注文住宅の外観・デザインと資産価値

1.注文住宅の外観

注文住宅を建築する際に、どのような外観やデザインにするか悩まれることと思います。
住宅で一番最初に目に入ってくるのが外観ですが、内装や設備のように仕様やカタログなどで検討するものとは異なり、希望のイメージを具体化させる必要があり、デザイナーとの価値観の違いや、家族内での好みや趣向の違いやなどもあり、なかなか決められず悩まれる方も多いようです。
今回は、将来の資産価値を踏まえた住宅の外観について考えてみたいと思います。

2.住宅の外観と資産価値

住宅の資産価値は年月の経過と共に下がっていきますが、内装や設備はリフォーム等により資産価値を高めることが可能です。
一方で、住宅の外観やデザインについては、元々の設計に依存するところが多く、大幅に変えることが難しいため設計時に資産価値を考慮しておくことが必要不可欠です。
それでは、住宅のデザインはどのように評価されるのでしょうか?
住宅の外観やデザインには資産価値を判断する明確な指標がなく主観的な価値観や感性で判断されることが多いのが実情です。すなわち、経年変化によって住宅そのものの資産価値は低下していたとしても、「かっこいい」「住んでみたい」などの感性価値が高い住宅は資産価値が高いと言えます。
言い換えれば、流行やトレンドに左右されることなく、長きに渡って愛されるデザイン性に優れた住宅は資産価値が高いと言えます。

3.どのような外観にすべきか

住宅の外観には様々な種類があります。
例えば、モダンな住宅にも「シンプルモダン」「ナチュラルモダン」「和モダン」などが挙げられたり、洋風な住宅にも「プロバンス」「北欧」「南欧」などが挙げられたりと様々な種類があります。
また、お客様の要求に沿ってデザイナーが種類に捉われることなく設計したデザイナー住宅なども存在し、外観やデザインは抽象的な表現のため言葉で表現するのは難しいものです。
外観を検討するにあたっては、イメージを写真などで施工業者に伝えることができればベターでしょう。

それでは、将来の資産価値を踏まえた住宅の外観はどのように検討すれば良いでしょうか?
注文住宅の外観を検討する上では、住宅を中心に考えるのではなく、周辺環境や土地とセットで考えることが重要です。例えば、デザイン性が高くコストをかけた住宅でも、周辺環境に馴染まないデザインでは価値を下げてしまう可能性があるからです。
資産価値を考慮する上では、下記をヒントとして注文住宅の外観を検討されると良いでしょう。

・周辺環境との調和性
・土地の条件・地形を生かしたデザイン
・流行り廃りのないデザイン
・外壁等のメンテナンス性
・こだわりすぎない

どうしても、住宅のイメージや仕様を優先して注文住宅を検討してしまいがちですが、資産価値を考慮する上では、周辺環境や土地をベースに住宅をデザインして行くことが最も重要ではないかと思います。

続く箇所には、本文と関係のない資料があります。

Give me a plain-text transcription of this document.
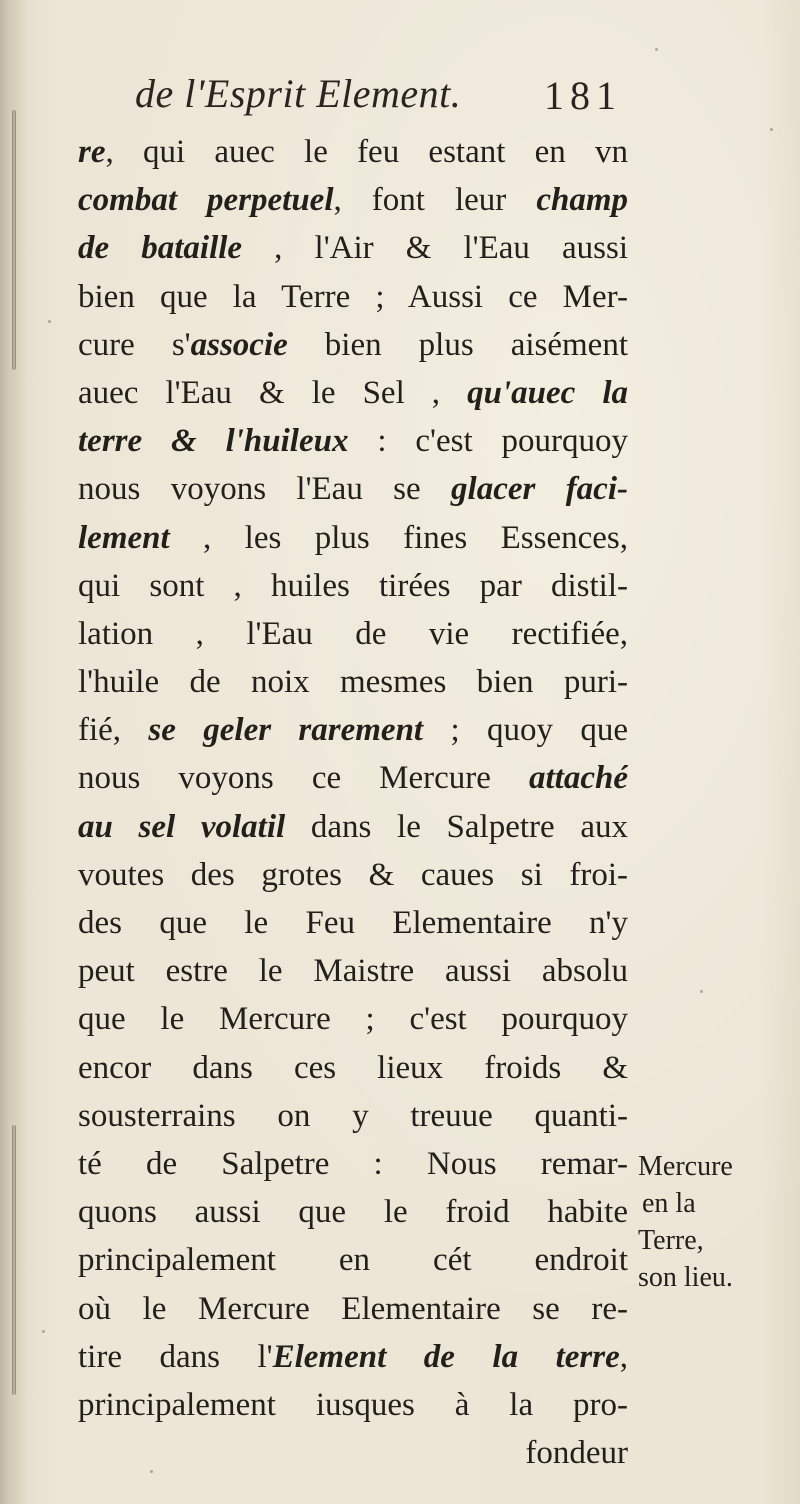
de l'Esprit Element. 181
re, qui auec le feu estant en vn
combat perpetuel, font leur champ
de bataille , l'Air & l'Eau aussi
bien que la Terre ; Aussi ce Mer-
cure s'associe bien plus aisément
auec l'Eau & le Sel , qu'auec la
terre & l'huileux : c'est pourquoy
nous voyons l'Eau se glacer faci-
lement , les plus fines Essences,
qui sont , huiles tirées par distil-
lation , l'Eau de vie rectifiée,
l'huile de noix mesmes bien puri-
fié, se geler rarement ; quoy que
nous voyons ce Mercure attaché
au sel volatil dans le Salpetre aux
voutes des grotes & caues si froi-
des que le Feu Elementaire n'y
peut estre le Maistre aussi absolu
que le Mercure ; c'est pourquoy
encor dans ces lieux froids &
sousterrains on y treuue quanti-
té de Salpetre : Nous remar-
quons aussi que le froid habite
principalement en cét endroit
où le Mercure Elementaire se re-
tire dans l'Element de la terre,
principalement iusques à la pro-
fondeur
Mercure
en la
Terre,
son lieu.
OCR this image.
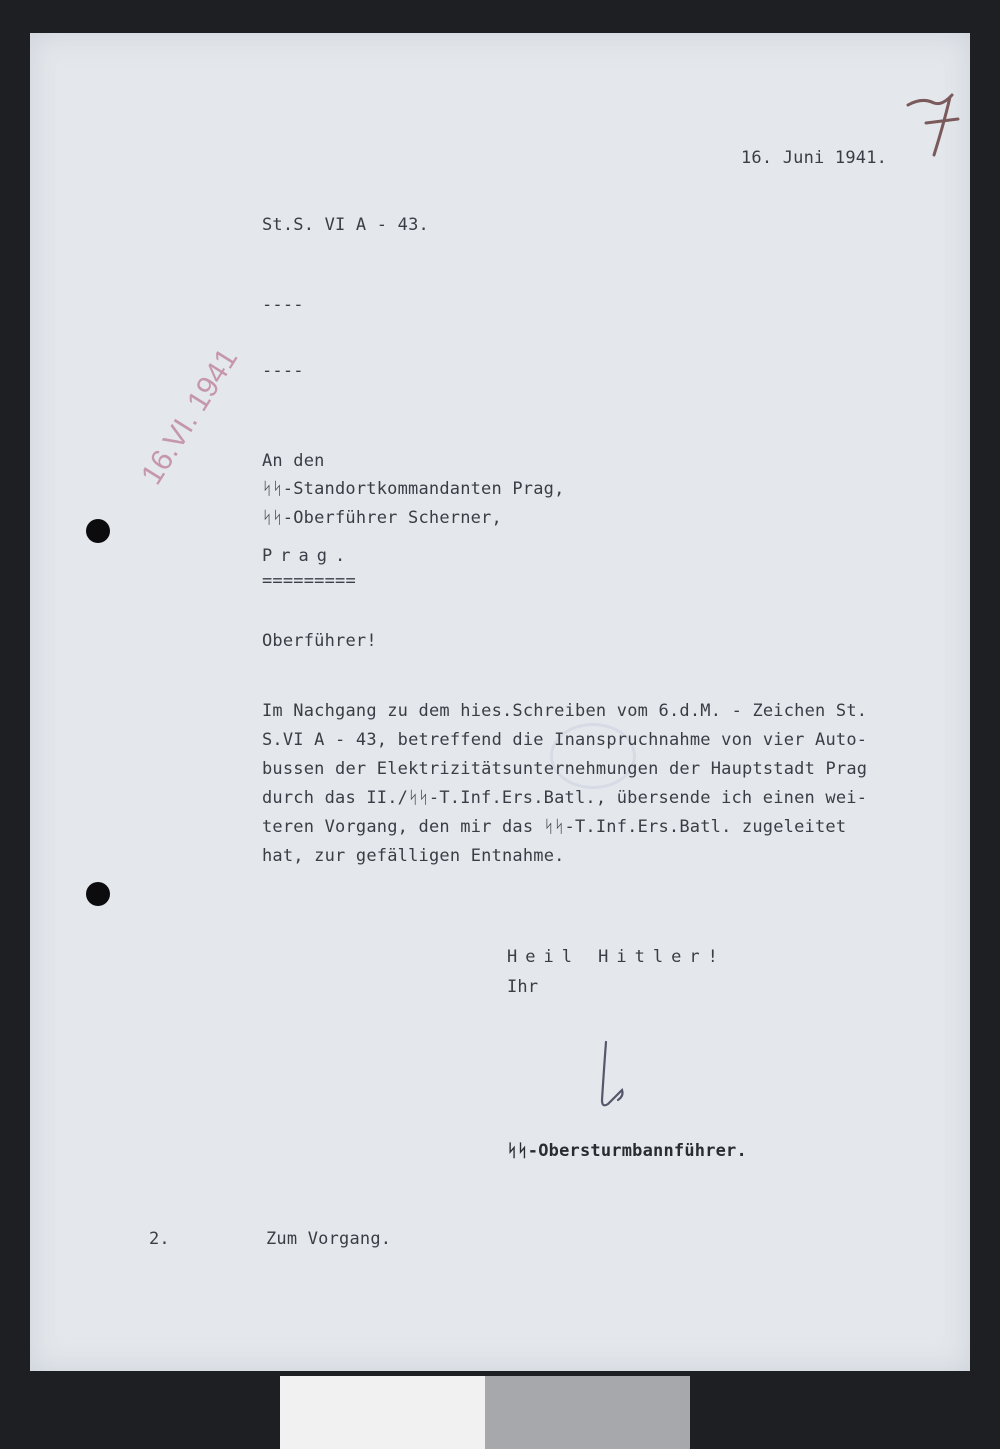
16. Juni 1941.

St.S. VI A - 43.

----

----

16.VI. 1941 An den

ᛋᛋ-Standortkommandanten Prag,

ᛋᛋ-Oberführer Scherner,

Prag.

=========

Oberführer!

Im Nachgang zu dem hies.Schreiben vom 6.d.M. - Zeichen St.

S.VI A - 43, betreffend die Inanspruchnahme von vier Auto-

bussen der Elektrizitätsunternehmungen der Hauptstadt Prag

durch das II./ᛋᛋ-T.Inf.Ers.Batl., übersende ich einen wei-

teren Vorgang, den mir das ᛋᛋ-T.Inf.Ers.Batl. zugeleitet

hat, zur gefälligen Entnahme.

Heil Hitler!

Ihr

ᛋᛋ-Obersturmbannführer.

2.	Zum Vorgang.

注文住宅の資産価値は土地と共に作り込んで行くものです。
理想の住宅が手に入れられるだけでなく、資産価値を考慮して住宅を建築できるのも注文住宅ならではの醍醐味です。
人生の中で最も高い買い物と言われる住宅購入だからこそ後悔したくないものです。
後で後悔しないためにも、注文住宅で資産価値を高める家づくりを検討してみては如何でしょうか。